The Phase Ib/II study will be initiated in Korea with plans to enroll up to 46 patients. Under the terms of the agreement Genexine will undertake and fund the study and Merck & Co., Inc., Kenilworth, NJ, USA will provide KEYTRUDA. The agreement includes the potential for further expansion to a Phase III study.

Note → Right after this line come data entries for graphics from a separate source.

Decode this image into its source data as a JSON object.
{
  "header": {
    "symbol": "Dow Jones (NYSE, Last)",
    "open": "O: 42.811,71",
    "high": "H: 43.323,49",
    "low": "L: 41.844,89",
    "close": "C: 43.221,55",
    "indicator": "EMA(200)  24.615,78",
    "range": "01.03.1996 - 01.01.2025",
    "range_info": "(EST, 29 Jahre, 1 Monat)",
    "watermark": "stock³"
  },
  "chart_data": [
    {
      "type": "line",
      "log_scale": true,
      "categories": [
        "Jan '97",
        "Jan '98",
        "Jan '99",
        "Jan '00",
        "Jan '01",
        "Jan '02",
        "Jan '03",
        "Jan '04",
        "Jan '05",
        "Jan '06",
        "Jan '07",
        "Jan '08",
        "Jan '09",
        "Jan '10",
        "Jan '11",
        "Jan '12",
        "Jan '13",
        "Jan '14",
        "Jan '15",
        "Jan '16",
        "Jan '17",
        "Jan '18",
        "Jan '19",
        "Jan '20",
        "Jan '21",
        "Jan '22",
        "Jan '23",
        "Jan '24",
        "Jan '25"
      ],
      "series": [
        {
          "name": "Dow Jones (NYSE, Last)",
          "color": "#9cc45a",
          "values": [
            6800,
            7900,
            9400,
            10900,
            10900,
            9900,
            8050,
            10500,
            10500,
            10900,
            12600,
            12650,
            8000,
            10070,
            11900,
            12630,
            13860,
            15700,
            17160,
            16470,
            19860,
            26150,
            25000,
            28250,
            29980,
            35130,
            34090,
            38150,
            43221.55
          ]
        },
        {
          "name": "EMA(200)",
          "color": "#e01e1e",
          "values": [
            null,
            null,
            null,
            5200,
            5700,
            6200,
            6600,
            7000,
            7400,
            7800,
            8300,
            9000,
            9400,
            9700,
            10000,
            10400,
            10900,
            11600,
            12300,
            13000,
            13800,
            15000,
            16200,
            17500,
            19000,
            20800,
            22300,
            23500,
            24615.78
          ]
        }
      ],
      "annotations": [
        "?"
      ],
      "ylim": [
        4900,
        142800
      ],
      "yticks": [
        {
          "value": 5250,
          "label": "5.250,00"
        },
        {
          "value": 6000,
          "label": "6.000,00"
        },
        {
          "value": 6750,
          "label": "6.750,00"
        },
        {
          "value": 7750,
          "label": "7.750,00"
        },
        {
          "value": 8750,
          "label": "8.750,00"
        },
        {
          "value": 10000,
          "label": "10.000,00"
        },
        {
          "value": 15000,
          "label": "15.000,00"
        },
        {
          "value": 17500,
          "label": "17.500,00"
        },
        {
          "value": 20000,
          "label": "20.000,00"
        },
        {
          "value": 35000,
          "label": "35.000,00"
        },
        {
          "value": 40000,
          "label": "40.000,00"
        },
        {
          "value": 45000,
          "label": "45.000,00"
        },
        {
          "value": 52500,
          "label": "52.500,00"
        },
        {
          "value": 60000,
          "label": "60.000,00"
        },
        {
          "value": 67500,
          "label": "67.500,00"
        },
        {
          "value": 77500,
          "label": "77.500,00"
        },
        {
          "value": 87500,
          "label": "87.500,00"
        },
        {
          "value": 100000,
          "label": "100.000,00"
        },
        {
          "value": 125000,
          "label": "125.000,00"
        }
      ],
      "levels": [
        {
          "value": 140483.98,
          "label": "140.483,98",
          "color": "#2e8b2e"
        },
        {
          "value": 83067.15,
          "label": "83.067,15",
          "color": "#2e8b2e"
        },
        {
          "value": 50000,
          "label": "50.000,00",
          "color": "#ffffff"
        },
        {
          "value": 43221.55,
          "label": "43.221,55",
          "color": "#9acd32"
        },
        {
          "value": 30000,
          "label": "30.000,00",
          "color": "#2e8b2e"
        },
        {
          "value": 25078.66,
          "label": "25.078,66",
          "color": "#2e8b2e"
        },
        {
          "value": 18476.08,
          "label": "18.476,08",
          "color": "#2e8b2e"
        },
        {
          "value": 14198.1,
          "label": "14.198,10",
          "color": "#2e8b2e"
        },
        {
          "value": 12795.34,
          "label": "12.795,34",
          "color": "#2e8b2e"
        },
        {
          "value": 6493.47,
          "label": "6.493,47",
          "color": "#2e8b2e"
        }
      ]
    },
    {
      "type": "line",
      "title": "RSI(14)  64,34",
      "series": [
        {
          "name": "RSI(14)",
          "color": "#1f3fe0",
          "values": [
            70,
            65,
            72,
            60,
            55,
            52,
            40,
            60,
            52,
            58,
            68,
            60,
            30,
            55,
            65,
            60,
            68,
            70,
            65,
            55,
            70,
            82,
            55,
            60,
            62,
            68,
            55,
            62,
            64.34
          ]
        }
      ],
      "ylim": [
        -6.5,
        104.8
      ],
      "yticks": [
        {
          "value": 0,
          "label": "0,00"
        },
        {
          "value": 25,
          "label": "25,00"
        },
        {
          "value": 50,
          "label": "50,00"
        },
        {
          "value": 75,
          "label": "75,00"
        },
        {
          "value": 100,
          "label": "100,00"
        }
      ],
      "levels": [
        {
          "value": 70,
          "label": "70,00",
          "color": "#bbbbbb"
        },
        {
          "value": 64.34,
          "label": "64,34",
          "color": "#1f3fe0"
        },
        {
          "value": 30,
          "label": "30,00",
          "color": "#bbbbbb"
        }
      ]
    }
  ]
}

KEYTRUDA is a registered trademark of Merck Sharp & Dohme Corp., a subsidiary of Merck & Co., Inc., Kenilworth, NJ, USA.


▶ About GX-188E:

GX-188E, currently being developed in Phase 2 clinical trials, is an HPV therapeutic DNA vaccine for cervical intraepithelial neoplasia (CIN) and HPV-induced cancers caused by persistent infection by high-risk HPV types, 16/18. A Phase I study demonstrated that GX-188E, a rationally designed HPV DNA vaccine to target HPV antigens preferentially on dendritic cells, elicited significant E6/E7 specific IFN-γ-producing T-cell responses in all CIN3 patients when administered intramuscularly by electroporation. Seven out of nine patients had complete regression of their CIN3 lesions, viral clearance, and exhibited enhanced antigen-specific polyfunctional CD8 T-cell responses within 36 weeks of follow-up. These results were published in October 2014 in Nature Communications.